Feminist Art Gallery
- Established: 2010
- Location: Toronto, Ontario, Canada
- Type: Art gallery, collective, museum
- Founders: Allyson Mitchell Deirdre Logue

= Feminist Art Gallery =

Art gallery in Toronto, Ontario

Feminist Art Gallery (or FAG) is an art gallery and collective based in Toronto, Ontario, described as a “geographical footprint” co-founded by artists Allyson Mitchell and Deirdre Logue in 2010.

==History==
Allyson Mitchell and Deirdre Logue founded the Feminist Art Gallery (FAG) in 2010."

FAG provides a space for art exhibitions, and opportunities for artists who are emerging, and such as queer artists and people of color.

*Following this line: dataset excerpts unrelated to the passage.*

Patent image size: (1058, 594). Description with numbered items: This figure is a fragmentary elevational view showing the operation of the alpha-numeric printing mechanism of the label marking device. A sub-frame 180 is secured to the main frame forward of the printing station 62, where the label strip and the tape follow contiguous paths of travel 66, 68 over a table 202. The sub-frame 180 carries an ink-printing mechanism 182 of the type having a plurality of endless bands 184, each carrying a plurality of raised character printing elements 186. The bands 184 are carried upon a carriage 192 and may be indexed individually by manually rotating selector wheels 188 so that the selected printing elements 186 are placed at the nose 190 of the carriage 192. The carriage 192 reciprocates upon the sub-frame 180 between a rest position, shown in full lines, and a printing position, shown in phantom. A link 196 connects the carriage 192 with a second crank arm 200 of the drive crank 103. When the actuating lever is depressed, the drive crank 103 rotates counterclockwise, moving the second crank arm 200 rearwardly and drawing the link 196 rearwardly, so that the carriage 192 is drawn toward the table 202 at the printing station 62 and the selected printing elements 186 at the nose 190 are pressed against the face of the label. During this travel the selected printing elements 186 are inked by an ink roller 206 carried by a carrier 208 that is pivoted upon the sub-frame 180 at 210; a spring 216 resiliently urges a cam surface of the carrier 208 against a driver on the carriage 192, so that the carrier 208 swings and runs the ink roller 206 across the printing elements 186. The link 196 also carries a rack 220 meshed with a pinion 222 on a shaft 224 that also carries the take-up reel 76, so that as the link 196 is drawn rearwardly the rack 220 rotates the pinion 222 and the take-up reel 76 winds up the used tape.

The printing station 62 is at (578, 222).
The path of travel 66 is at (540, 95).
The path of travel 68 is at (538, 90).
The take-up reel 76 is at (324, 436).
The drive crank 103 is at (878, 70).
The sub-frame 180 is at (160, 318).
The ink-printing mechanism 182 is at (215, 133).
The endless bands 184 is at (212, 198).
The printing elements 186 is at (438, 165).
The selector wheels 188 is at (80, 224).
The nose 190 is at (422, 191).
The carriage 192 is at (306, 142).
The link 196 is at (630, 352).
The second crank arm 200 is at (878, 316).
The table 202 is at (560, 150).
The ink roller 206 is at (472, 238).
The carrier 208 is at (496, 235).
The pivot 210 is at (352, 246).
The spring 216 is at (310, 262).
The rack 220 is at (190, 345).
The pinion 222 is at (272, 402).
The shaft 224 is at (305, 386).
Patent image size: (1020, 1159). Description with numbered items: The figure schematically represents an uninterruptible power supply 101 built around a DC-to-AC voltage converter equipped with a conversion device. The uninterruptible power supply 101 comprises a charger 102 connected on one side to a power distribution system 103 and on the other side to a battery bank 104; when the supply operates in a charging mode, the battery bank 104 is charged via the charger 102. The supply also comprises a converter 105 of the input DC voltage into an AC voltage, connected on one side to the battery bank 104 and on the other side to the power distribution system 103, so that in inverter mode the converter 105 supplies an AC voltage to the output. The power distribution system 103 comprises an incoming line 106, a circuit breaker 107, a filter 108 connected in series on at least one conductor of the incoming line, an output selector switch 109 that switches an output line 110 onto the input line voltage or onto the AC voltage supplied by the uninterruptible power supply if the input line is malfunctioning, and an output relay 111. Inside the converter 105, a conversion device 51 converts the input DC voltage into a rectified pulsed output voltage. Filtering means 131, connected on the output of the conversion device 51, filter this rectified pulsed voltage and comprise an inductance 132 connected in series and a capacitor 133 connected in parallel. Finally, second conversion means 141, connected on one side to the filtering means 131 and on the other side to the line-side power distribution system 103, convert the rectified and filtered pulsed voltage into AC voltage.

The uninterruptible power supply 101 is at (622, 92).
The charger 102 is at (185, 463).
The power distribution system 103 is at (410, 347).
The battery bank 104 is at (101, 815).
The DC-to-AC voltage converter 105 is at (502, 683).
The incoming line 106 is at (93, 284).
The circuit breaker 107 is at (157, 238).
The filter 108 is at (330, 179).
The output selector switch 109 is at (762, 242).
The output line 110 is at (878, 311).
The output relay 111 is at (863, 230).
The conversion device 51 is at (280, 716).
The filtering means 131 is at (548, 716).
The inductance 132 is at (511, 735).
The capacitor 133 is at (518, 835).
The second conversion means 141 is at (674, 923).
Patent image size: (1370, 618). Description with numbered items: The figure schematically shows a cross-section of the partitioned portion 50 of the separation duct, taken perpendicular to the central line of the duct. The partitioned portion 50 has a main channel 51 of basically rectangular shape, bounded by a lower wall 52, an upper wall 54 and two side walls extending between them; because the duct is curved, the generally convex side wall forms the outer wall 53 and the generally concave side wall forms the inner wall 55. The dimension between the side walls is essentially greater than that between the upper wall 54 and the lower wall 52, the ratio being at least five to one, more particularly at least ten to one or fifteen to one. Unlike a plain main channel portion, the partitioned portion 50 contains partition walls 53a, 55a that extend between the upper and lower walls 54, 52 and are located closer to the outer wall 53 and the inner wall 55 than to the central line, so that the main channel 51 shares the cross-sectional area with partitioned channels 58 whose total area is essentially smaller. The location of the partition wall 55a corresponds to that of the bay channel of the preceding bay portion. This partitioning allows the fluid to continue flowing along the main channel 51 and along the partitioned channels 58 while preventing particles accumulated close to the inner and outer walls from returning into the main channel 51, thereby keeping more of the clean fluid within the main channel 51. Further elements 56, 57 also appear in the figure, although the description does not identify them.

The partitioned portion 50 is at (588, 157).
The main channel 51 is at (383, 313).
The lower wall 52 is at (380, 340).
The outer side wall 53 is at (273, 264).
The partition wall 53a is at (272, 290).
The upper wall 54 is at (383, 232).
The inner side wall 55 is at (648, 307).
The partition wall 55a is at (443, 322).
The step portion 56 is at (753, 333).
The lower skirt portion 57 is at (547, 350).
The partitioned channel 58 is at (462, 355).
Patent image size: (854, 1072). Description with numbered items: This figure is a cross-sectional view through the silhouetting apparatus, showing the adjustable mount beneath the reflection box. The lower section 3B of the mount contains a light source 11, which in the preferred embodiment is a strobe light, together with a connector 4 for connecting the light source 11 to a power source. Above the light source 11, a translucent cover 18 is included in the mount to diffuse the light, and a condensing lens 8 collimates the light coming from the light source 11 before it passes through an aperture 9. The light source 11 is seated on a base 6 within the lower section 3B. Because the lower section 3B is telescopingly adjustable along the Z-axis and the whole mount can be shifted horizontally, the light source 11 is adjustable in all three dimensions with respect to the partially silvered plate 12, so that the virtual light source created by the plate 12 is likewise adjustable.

The gallery operates alternatively to traditional galleries in the sense that artists do not submit proposals, and Mitchell and Logue act as "feral curators", which means they look to friends and peers to suggest which artists to show. The art is also not for sale, rather the artists receive a fee from private donations raised through its "matronage program."

Their most notable project are a series of banners funded by the University of Brighton for an Exhibition called "Civil Partnerships-Queer & Feminist Art & Activism". The series of four banners made of crochet granny squares read: "WE CAN’T COMPETE", "WE WON’T COMPETE", "WE CAN’T KEEP UP", "WE WON’T KEEP DOWN". These slogans are central to FAG’s mandate in which they ask " "Why would you want to be a winner in this hierarchical structure?" and "How do we both resist and reconcile our participation in this oppressive system?"

FAG has collaborated with institutions such as San Francisco Museum of Modern Art, Tate Modern, and were the artists in residence in 2015 at the Art Gallery of Ontario. They have also done projects with the Whippersnapper Gallery, The Power Plant, The Gallery of York University, Access Gallery, and Artists Independent Archives.